On 2011/10/26 23:51:48, Mark Mentovai wrote: > We don’t know what encoding pathnames are in. We don’t know that it’s > got anything to do with SysNativeMB and friends. I know that we don't exactly know what encoding is used on the file system on POSIX, but the comment says: >> but in practice, the locale's character set may be used. I thought SysNativeMB and friends do conversion between the locale's character set and unicode, but I may be wrong. I'm totally fine with a different approach. Do you have an idea about how to fix the large amount of #ifdef'ed code in our codebase?
FWIW, there are plenty of bugs in the existing codebase that assumes that filenames on Linux are utf8. A bunch of stuff won't work if you're on a different encoding. However, I've never seen a single bug report about this. I think all linux distros use utf8 and have been doing that for years. Adding this helper method and using SysNativeMB seems extra precautious and would be better than just letting developers pass utf8 encoded std::strings into the FilePath constructor which is what's been happening for the past few years.
On 2011/10/27 17:33:06, tony wrote: > FWIW, there are plenty of bugs in the existing codebase that assumes that > filenames on Linux are utf8. A bunch of stuff won't work if you're on a > different encoding. However, I've never seen a single bug report about this. > > I think all linux distros use utf8 and have been doing that for years.
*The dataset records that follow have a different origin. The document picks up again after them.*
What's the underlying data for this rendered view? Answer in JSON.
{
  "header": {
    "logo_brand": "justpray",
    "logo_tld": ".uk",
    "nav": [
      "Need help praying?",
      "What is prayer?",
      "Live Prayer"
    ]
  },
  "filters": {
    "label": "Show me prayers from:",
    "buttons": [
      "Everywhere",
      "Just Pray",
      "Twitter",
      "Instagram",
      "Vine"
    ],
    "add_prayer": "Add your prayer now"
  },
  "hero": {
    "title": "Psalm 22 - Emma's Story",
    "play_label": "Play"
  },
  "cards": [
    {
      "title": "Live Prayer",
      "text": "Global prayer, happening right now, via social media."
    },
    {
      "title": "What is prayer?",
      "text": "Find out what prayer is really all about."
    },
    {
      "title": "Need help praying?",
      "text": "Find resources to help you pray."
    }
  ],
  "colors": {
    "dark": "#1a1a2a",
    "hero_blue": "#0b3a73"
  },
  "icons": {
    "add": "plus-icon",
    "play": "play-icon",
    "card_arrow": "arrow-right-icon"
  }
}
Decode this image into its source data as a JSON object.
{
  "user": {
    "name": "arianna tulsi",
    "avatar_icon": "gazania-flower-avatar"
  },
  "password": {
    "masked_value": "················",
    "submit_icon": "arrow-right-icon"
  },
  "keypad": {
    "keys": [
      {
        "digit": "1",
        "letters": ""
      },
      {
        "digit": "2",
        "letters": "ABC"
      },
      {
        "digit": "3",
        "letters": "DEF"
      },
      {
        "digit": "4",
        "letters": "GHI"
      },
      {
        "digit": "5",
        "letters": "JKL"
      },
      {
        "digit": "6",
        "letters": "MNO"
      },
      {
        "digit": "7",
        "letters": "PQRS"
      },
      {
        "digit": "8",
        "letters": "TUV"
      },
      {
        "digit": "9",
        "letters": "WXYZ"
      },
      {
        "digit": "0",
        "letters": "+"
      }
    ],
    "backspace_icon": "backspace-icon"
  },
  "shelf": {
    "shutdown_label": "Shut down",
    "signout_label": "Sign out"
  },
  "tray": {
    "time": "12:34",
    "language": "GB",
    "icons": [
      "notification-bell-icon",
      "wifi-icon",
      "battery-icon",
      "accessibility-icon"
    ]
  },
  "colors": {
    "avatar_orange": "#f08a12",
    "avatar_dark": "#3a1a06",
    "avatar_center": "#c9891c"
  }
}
Adding > this helper method and using SysNativeMB seems extra precautious and would be > better than just letting developers pass utf8 encoded std::strings into the > FilePath constructor which is what's been happening for the past few years. I think tony made a good point. We'll eventually be able to say we only support UTF-8 file names on POSIX, but until then having SysNativeMB seems to be extra precautious. Mark, do you think this patch is a bad idea? I thought having the helper methods is better than letting developers write #ifdef-code and pass UTF-8 directly for POSIX. I didn't write detailed function comments, but we can put ones like we have at FromWStringHack(). I'll ask jshin@ for his opinion from the viewpoint of I18N.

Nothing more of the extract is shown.